The latest stand is a departure from the self-righteous attitude and the high moral ground on which certain NDA and BJP leaders like to normally stand. Their entire campaign has been run with Atal Bihari Vajpayee as the pivot and the projected PM of the formation. He has been showcased as the best PM India has had. In fact, the NDA has been asking for the mandate to rule again for five years by flaunting him in a mega-sized mould.

But what happens if the NDA and the BJP which had 282 seats in the dissolved House fall short of even 272? The message from the people to those who rule would be very clear that they have lost the mandate. In other words, the number of those who have contested against the NDA would be higher than that of the NDA. The political interpretation would be that the moral authority to form the government despite having numbers more than any other formation has been lost.

It would be similar to what happened in J&K in the last assembly polls. The ruling National Conference lost the polls but emerged as the largest single party. Thankfully, the attempts made by some of the NC functionaries to break other parties were scuttled when wisdom dawned and the party did not put forward its stake to form the government. The Congress, which had more numbers than the PDP and others, also did not stake its claim on its own but decided to join an alliance where the PDP leader became the chief minister in the form of Mufti Mohammad Sayeed. The government has had its ups and downs but has been functioning.

Similarly, in 1989, Rajiv Gandhi’s Congress bagged 194 seats after enjoying an absolute majority earlier. The former PM knew that the mandate had been lost and decided to sit in the opposition allowing V.P. Singh to form the government with the Left parties and the BJP acting as the crutches.

So will the NDA also do the same if it falls short of achieving majority on its own and knowing fully well that the mandate they were seeking had not been obtained? Entering into any post-poll tie-up could amount to virtually cheating the people. And how can a government constituted on the basis of only the numbers game and no linkage with ideology last or provide stability?

If the NDA lasted nearly four and a half years, it was essentially because those who were part of the NDA set-up had compromised temporarily with ideology and tried to draw a distinction between Vajpayee and the BJP to justify their continuation.
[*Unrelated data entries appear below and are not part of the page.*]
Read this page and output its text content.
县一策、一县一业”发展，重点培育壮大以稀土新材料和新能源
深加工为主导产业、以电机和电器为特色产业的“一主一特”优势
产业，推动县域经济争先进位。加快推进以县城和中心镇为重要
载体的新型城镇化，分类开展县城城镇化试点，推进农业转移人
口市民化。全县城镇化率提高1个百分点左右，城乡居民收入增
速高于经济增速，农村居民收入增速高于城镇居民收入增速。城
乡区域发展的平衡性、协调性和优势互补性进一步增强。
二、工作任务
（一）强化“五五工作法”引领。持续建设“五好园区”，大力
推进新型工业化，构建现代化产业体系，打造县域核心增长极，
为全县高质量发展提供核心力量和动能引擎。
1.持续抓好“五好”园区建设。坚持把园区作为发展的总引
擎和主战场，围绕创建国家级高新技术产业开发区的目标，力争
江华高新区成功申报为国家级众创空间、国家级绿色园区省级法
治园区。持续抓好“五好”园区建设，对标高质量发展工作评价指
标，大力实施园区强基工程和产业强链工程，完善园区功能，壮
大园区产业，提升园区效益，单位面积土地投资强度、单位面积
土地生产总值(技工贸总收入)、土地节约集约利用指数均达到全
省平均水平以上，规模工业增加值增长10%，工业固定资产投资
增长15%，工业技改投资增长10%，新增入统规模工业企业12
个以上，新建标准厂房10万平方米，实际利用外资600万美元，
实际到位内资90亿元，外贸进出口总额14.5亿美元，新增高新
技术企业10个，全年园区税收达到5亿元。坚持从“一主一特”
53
But there were several constituents of the NDA like the Lok Janshakti, the NC, the DMK, the PMK, the RLD and the INLD which either opted out or were forced to leave the formation. The relationship with the BSP and the Trinamool Congress also had its moments of ups and downs. The parting with others took place since there was no ideological binding but only power politics which was behind the alliance.
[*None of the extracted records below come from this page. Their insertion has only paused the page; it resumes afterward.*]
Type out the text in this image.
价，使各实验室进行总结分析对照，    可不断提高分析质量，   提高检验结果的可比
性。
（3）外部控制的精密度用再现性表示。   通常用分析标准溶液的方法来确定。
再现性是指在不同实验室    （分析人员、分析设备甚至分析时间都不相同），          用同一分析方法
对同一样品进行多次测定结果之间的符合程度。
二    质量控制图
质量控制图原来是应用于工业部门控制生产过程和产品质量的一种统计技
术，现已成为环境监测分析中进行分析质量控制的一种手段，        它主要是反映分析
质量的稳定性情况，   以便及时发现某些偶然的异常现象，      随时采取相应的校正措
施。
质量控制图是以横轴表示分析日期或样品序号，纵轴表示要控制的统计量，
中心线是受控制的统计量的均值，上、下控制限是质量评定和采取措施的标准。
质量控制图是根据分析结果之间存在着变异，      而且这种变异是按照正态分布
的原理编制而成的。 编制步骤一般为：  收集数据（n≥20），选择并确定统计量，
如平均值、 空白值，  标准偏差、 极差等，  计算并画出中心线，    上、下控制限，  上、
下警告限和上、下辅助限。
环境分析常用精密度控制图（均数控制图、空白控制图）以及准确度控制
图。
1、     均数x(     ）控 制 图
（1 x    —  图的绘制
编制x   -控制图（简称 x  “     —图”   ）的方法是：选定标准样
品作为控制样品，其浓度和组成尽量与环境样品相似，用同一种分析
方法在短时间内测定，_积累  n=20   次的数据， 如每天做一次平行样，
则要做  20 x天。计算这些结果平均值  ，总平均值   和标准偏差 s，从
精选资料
Things could be even worse if the number of seats of the BJP comes down drastically from 182 it had in the last House. Even that would have an influence on determining what kind of future tie-up the NDA could have and how much role the top BJP leaders may have in impacting decisions. The current elections can also be viewed from an ideological perspective.
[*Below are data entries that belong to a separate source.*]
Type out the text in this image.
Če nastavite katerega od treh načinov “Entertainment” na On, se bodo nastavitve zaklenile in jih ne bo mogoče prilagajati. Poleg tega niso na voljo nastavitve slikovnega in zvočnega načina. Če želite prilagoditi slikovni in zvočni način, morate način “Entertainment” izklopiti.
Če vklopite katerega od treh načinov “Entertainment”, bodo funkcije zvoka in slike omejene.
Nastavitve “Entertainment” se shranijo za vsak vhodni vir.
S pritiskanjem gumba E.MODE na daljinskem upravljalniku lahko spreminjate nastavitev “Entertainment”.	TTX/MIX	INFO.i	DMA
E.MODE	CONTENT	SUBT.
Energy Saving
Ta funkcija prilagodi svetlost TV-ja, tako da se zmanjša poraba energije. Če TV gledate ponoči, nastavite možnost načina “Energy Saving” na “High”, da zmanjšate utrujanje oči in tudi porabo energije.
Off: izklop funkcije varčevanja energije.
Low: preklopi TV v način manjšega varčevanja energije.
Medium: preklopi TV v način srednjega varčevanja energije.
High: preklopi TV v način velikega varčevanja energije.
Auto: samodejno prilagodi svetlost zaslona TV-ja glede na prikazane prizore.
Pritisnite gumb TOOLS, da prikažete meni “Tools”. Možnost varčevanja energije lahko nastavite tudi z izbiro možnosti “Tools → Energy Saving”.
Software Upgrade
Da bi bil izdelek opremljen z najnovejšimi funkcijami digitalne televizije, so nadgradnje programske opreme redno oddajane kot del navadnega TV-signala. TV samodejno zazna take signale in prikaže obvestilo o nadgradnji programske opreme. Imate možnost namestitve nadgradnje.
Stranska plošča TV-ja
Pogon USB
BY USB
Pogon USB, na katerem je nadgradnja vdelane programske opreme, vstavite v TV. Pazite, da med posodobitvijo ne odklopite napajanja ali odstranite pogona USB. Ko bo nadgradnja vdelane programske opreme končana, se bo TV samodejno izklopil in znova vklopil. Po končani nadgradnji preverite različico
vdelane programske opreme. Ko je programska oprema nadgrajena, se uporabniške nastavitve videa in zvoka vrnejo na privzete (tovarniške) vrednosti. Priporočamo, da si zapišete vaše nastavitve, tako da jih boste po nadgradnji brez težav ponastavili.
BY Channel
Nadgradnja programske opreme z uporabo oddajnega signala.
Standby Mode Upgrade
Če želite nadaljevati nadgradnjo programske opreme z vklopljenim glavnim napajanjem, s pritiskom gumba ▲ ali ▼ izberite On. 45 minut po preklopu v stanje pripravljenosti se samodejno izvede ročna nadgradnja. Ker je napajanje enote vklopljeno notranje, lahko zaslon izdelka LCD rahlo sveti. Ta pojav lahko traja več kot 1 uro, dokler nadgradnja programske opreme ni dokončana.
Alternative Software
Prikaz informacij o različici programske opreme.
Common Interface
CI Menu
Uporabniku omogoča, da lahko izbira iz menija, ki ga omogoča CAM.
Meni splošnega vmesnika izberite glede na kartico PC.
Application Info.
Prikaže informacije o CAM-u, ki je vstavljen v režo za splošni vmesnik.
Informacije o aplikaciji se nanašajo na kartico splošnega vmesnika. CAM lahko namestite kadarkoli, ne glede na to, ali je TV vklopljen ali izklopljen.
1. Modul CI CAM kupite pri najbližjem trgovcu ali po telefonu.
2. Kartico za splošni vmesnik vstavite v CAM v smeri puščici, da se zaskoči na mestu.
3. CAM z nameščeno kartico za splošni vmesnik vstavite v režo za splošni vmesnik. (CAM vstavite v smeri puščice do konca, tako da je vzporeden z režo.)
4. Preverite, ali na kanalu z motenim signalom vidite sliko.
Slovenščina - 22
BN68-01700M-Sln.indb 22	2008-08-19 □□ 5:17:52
On the one hand is the NDA which, because of the nature of its constitution, is influenced by the Sangh parivar whose overall leanings are towards communal politics. On the other hand are the others who, even if not in structured alliances, represent the secular space of our polity. In this space, the Congress is the largest party and hence the leader in the same manner as the BJP is the head of the NDA.

On one level it has also been a fight between secularism and communalism which has been witnessed under the garb of good governance, performance and feel good factor. One would know on Thursday which out of the two ideologies has prevailed.

Vajpayee would be the automatic choice if the NDA touches 272 but in case it does not, then it is Vajpayee alone who should set the highest example for our posterity by opting out. It may be sad but it would show what stuff statesmen are made of. Between us.